Drivers should always be watching for the unexpected and expect it. I guess there’s no unexpected then, is there? In order to spot risks and potential problems, you need to look at least two blocks ahead. That’s approximately 12 to 15 seconds from where you currently are. This will give you time to see problems, time to think of what to do about it and then time to respond. Make sense so far?
Since problems don’t always come from the opposite direction, you should also look to the sides; building to building really. This gives you more time to see drivers, pedestrians and cyclists coming from those areas thus, giving you more time to respond to them.

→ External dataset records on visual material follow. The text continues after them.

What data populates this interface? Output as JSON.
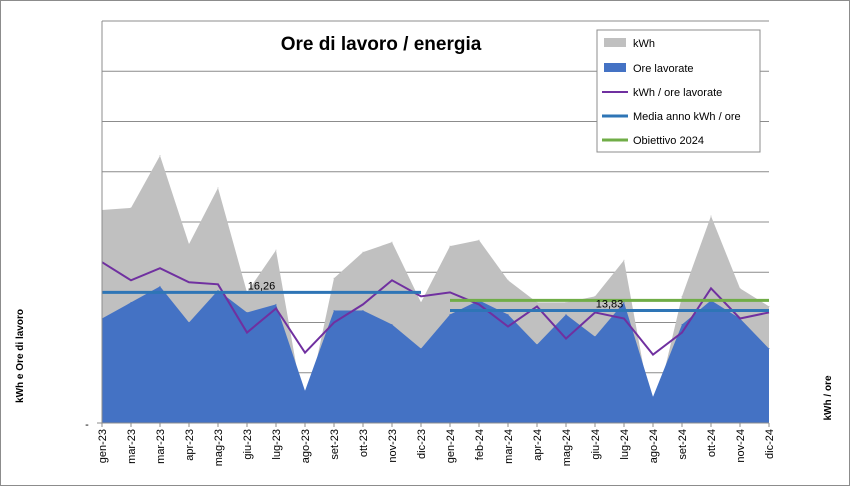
{
  "chart_data": {
    "type": "area",
    "title": "Ore di lavoro / energia",
    "ylabel_left": "kWh    e   Ore di lavoro",
    "ylabel_right": "kWh / ore",
    "left_axis_tick_label": "-",
    "categories": [
      "gen-23",
      "mar-23",
      "mar-23",
      "apr-23",
      "mag-23",
      "giu-23",
      "lug-23",
      "ago-23",
      "set-23",
      "ott-23",
      "nov-23",
      "dic-23",
      "gen-24",
      "feb-24",
      "mar-24",
      "apr-24",
      "mag-24",
      "giu-24",
      "lug-24",
      "ago-24",
      "set-24",
      "ott-24",
      "nov-24",
      "dic-24"
    ],
    "ylim": [
      0,
      10
    ],
    "gridlines": true,
    "legend_position": "top-right",
    "series": [
      {
        "name": "kWh",
        "type": "area",
        "color": "#c0c0c0",
        "values": [
          5.3,
          5.35,
          6.65,
          4.45,
          5.85,
          3.25,
          4.3,
          0.2,
          3.6,
          4.25,
          4.5,
          3.0,
          4.4,
          4.55,
          3.55,
          3.0,
          3.0,
          3.15,
          4.05,
          0.1,
          3.15,
          5.15,
          3.35,
          2.9
        ]
      },
      {
        "name": "Ore lavorate",
        "type": "area",
        "color": "#4472c4",
        "values": [
          2.6,
          3.0,
          3.4,
          2.5,
          3.3,
          2.75,
          2.95,
          0.8,
          2.8,
          2.8,
          2.45,
          1.85,
          2.7,
          3.05,
          2.7,
          1.95,
          2.7,
          2.15,
          3.0,
          0.65,
          2.45,
          3.05,
          2.6,
          1.85
        ]
      },
      {
        "name": "kWh / ore lavorate",
        "type": "line",
        "color": "#7030a0",
        "values": [
          4.0,
          3.55,
          3.85,
          3.5,
          3.45,
          2.25,
          2.85,
          1.75,
          2.5,
          2.95,
          3.55,
          3.15,
          3.25,
          2.95,
          2.4,
          2.9,
          2.1,
          2.75,
          2.6,
          1.7,
          2.25,
          3.35,
          2.6,
          2.75
        ]
      },
      {
        "name": "Media anno kWh / ore",
        "type": "line",
        "color": "#2e75b6",
        "segments": [
          {
            "from": 0,
            "to": 11,
            "value": 3.25,
            "label": "16,26"
          },
          {
            "from": 12,
            "to": 23,
            "value": 2.8,
            "label": "13,83"
          }
        ]
      },
      {
        "name": "Obiettivo 2024",
        "type": "line",
        "color": "#70ad47",
        "segments": [
          {
            "from": 12,
            "to": 23,
            "value": 3.05
          }
        ]
      }
    ]
  }
}
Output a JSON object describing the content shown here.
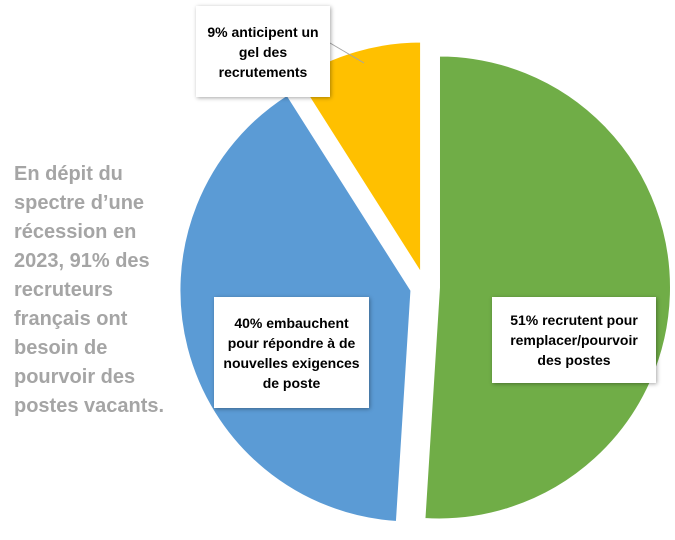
{
  "side_text": "En dépit du spectre d’une récession en 2023, 91% des recruteurs français ont besoin de pourvoir des postes vacants.",
  "chart_data": {
    "type": "pie",
    "title": "",
    "start_angle_deg": 0,
    "direction": "clockwise",
    "exploded": true,
    "slices": [
      {
        "label": "51% recrutent pour remplacer/pourvoir des postes",
        "value": 51,
        "color": "#70ad47"
      },
      {
        "label": "40% embauchent pour répondre à de nouvelles exigences de poste",
        "value": 40,
        "color": "#5b9bd5"
      },
      {
        "label": "9% anticipent un gel des recrutements",
        "value": 9,
        "color": "#ffc000"
      }
    ]
  },
  "colors": {
    "side_text": "#a5a5a5",
    "leader_line": "#a5a5a5"
  }
}
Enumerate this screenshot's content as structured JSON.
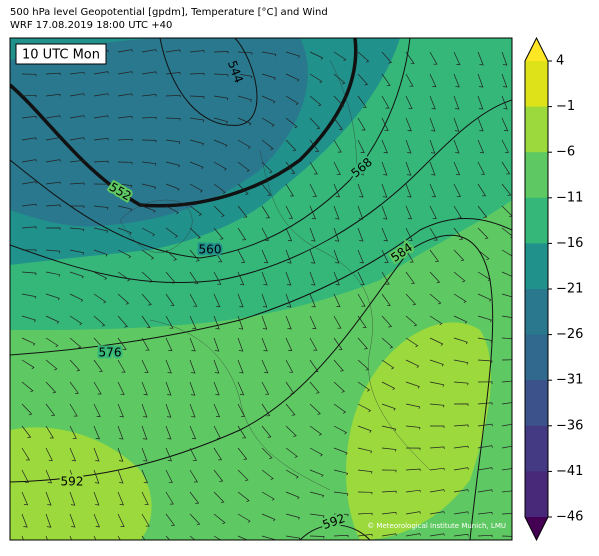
{
  "header": {
    "line1": "500 hPa level Geopotential [gpdm], Temperature [°C] and Wind",
    "line2": "WRF 17.08.2019 18:00 UTC +40"
  },
  "map": {
    "time_label": "10 UTC Mon",
    "contour_labels": [
      "544",
      "552",
      "560",
      "568",
      "576",
      "584",
      "592",
      "592"
    ],
    "credit": "© Meteorological Institute Munich, LMU"
  },
  "colorbar": {
    "ticks": [
      "4",
      "−1",
      "−6",
      "−11",
      "−16",
      "−21",
      "−26",
      "−31",
      "−36",
      "−41",
      "−46"
    ],
    "colors": [
      "#fde725",
      "#dde318",
      "#9bd93c",
      "#5ec962",
      "#35b779",
      "#21918c",
      "#2a788e",
      "#31688e",
      "#3b528b",
      "#443983",
      "#482878",
      "#440154"
    ]
  }
}
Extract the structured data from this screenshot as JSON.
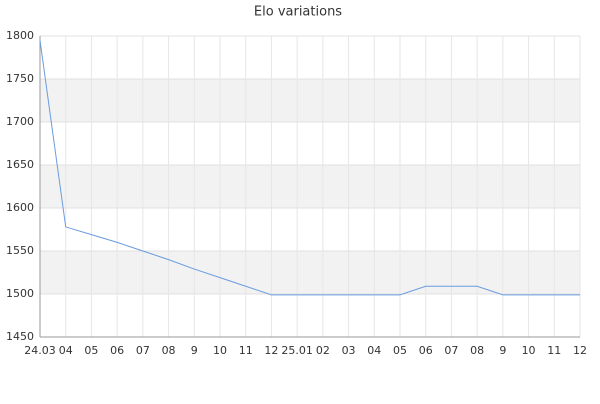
{
  "chart_data": {
    "type": "line",
    "title": "Elo variations",
    "categories": [
      "24.03",
      "04",
      "05",
      "06",
      "07",
      "08",
      "9",
      "10",
      "11",
      "12",
      "25.01",
      "02",
      "03",
      "04",
      "05",
      "06",
      "07",
      "08",
      "9",
      "10",
      "11",
      "12"
    ],
    "series": [
      {
        "color": "#6a9be0",
        "values": [
          1795,
          1578,
          1569,
          1560,
          1550,
          1540,
          1529,
          1519,
          1509,
          1499,
          1499,
          1499,
          1499,
          1499,
          1499,
          1509,
          1509,
          1509,
          1499,
          1499,
          1499,
          1499
        ]
      }
    ],
    "ylim": [
      1450,
      1800
    ],
    "yticks": [
      1450,
      1500,
      1550,
      1600,
      1650,
      1700,
      1750,
      1800
    ],
    "grid": true
  }
}
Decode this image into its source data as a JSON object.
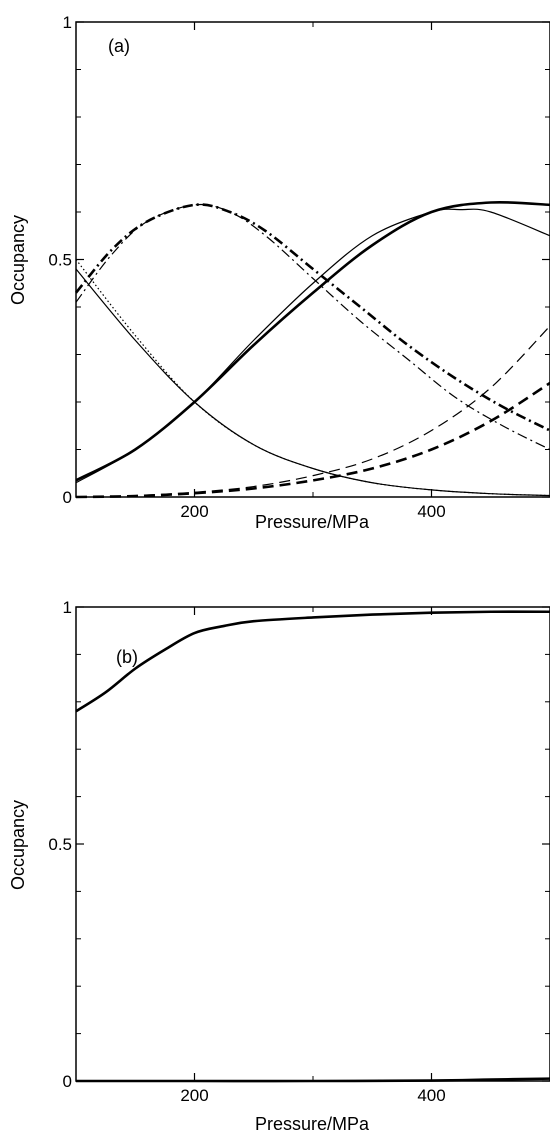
{
  "chart_data": [
    {
      "type": "line",
      "panel_label": "(a)",
      "xlabel": "Pressure/MPa",
      "ylabel": "Occupancy",
      "xlim": [
        100,
        500
      ],
      "ylim": [
        0,
        1
      ],
      "x_ticks": [
        200,
        400
      ],
      "y_ticks": [
        0,
        0.5,
        1
      ],
      "y_tick_labels": [
        "0",
        "0.5",
        "1"
      ],
      "grid": false,
      "series": [
        {
          "style": "solid-thin",
          "x": [
            100,
            150,
            200,
            250,
            300,
            350,
            400,
            450,
            500
          ],
          "y": [
            0.48,
            0.33,
            0.2,
            0.11,
            0.06,
            0.03,
            0.015,
            0.007,
            0.003
          ]
        },
        {
          "style": "dotted",
          "x": [
            100,
            150,
            200,
            250,
            300,
            350,
            400,
            450,
            500
          ],
          "y": [
            0.5,
            0.34,
            0.2,
            0.11,
            0.06,
            0.03,
            0.015,
            0.007,
            0.003
          ]
        },
        {
          "style": "dash-dot-thick",
          "x": [
            100,
            130,
            160,
            200,
            230,
            260,
            300,
            340,
            380,
            420,
            460,
            500
          ],
          "y": [
            0.43,
            0.52,
            0.58,
            0.615,
            0.6,
            0.56,
            0.48,
            0.4,
            0.32,
            0.25,
            0.19,
            0.14
          ]
        },
        {
          "style": "dash-dot-thin",
          "x": [
            100,
            130,
            160,
            200,
            230,
            260,
            300,
            340,
            380,
            420,
            460,
            500
          ],
          "y": [
            0.41,
            0.51,
            0.58,
            0.615,
            0.6,
            0.55,
            0.46,
            0.37,
            0.29,
            0.21,
            0.15,
            0.1
          ]
        },
        {
          "style": "solid-thick",
          "x": [
            100,
            150,
            200,
            250,
            300,
            350,
            400,
            450,
            500
          ],
          "y": [
            0.035,
            0.1,
            0.2,
            0.32,
            0.43,
            0.53,
            0.6,
            0.62,
            0.615
          ]
        },
        {
          "style": "solid-thin",
          "x": [
            100,
            150,
            200,
            250,
            300,
            350,
            400,
            425,
            450,
            500
          ],
          "y": [
            0.03,
            0.1,
            0.2,
            0.33,
            0.45,
            0.55,
            0.6,
            0.605,
            0.6,
            0.55
          ]
        },
        {
          "style": "dashed-thick",
          "x": [
            100,
            150,
            200,
            250,
            300,
            350,
            400,
            450,
            500
          ],
          "y": [
            0.0,
            0.002,
            0.008,
            0.018,
            0.035,
            0.06,
            0.1,
            0.16,
            0.24
          ]
        },
        {
          "style": "dashed-thin",
          "x": [
            100,
            150,
            200,
            250,
            300,
            350,
            400,
            450,
            500
          ],
          "y": [
            0.0,
            0.003,
            0.01,
            0.022,
            0.045,
            0.08,
            0.14,
            0.23,
            0.36
          ]
        }
      ]
    },
    {
      "type": "line",
      "panel_label": "(b)",
      "xlabel": "Pressure/MPa",
      "ylabel": "Occupancy",
      "xlim": [
        100,
        500
      ],
      "ylim": [
        0,
        1
      ],
      "x_ticks": [
        200,
        400
      ],
      "y_ticks": [
        0,
        0.5,
        1
      ],
      "y_tick_labels": [
        "0",
        "0.5",
        "1"
      ],
      "grid": false,
      "series": [
        {
          "style": "solid-thick",
          "x": [
            100,
            125,
            150,
            175,
            200,
            225,
            250,
            300,
            350,
            400,
            450,
            500
          ],
          "y": [
            0.78,
            0.82,
            0.87,
            0.91,
            0.945,
            0.96,
            0.97,
            0.978,
            0.984,
            0.988,
            0.99,
            0.99
          ]
        },
        {
          "style": "solid-thick",
          "x": [
            100,
            200,
            300,
            400,
            450,
            500
          ],
          "y": [
            0.0,
            0.0,
            0.0,
            0.001,
            0.003,
            0.005
          ]
        }
      ]
    }
  ]
}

Finally, drivers need to check their mirrors more regularly. In almost 3 decades that I’ve been involved with road safety, I’ve realized drivers either fail to check their mirrors often enough or do it out of habit without actually realizing if a risk was approaching from behind.
The bottom line is, you’ll never respond to something you never noticed. And if you hadn’t noticed it, you can’t always rely upon your vehicle’s safety features to protect you and your passengers. So what can you do?
Once you’ve learned where to look and have made that into a habit while driving, sitting in the correct seating position gives you a fighting chance. Having two hands on the steering wheel is necessary, not just to steer, but in case of mechanical failure and the vehicle makes a sudden swerve to the side. It also helps you react quicker to a sudden problem.
Remove any distractions you may have in the vehicle. Social media and police have been telling you that for a long time, so why not do it? Put your attention on the driving task and not on anything else, including conversations with passengers. Since you need to use your eyes so much while driving, you need to ensure you aren’t distracted from looking where you should because of a distraction.
The final way to ensure you remain the best safety feature of your vehicle is how you position your vehicle in traffic. Many drivers trust the drivers near them won’t screw up. Sorry to tell you, but they do screw up and you know it. To give yourself room to avoid problems, avoid driving next to other vehicles. Drive beside space. In heavy traffic where that may be more difficult, leave extra space in front. You need to have an escape in case of trouble, so always think about where you could go. This would include a driveway, another lane, up the curb, front lawn, etc.
Despite how many safety features your vehicle may have, you’re the best one for the job of keeping you, your passengers and other road users safe. I hope you’re up for the job because you don’t really have much of a choice.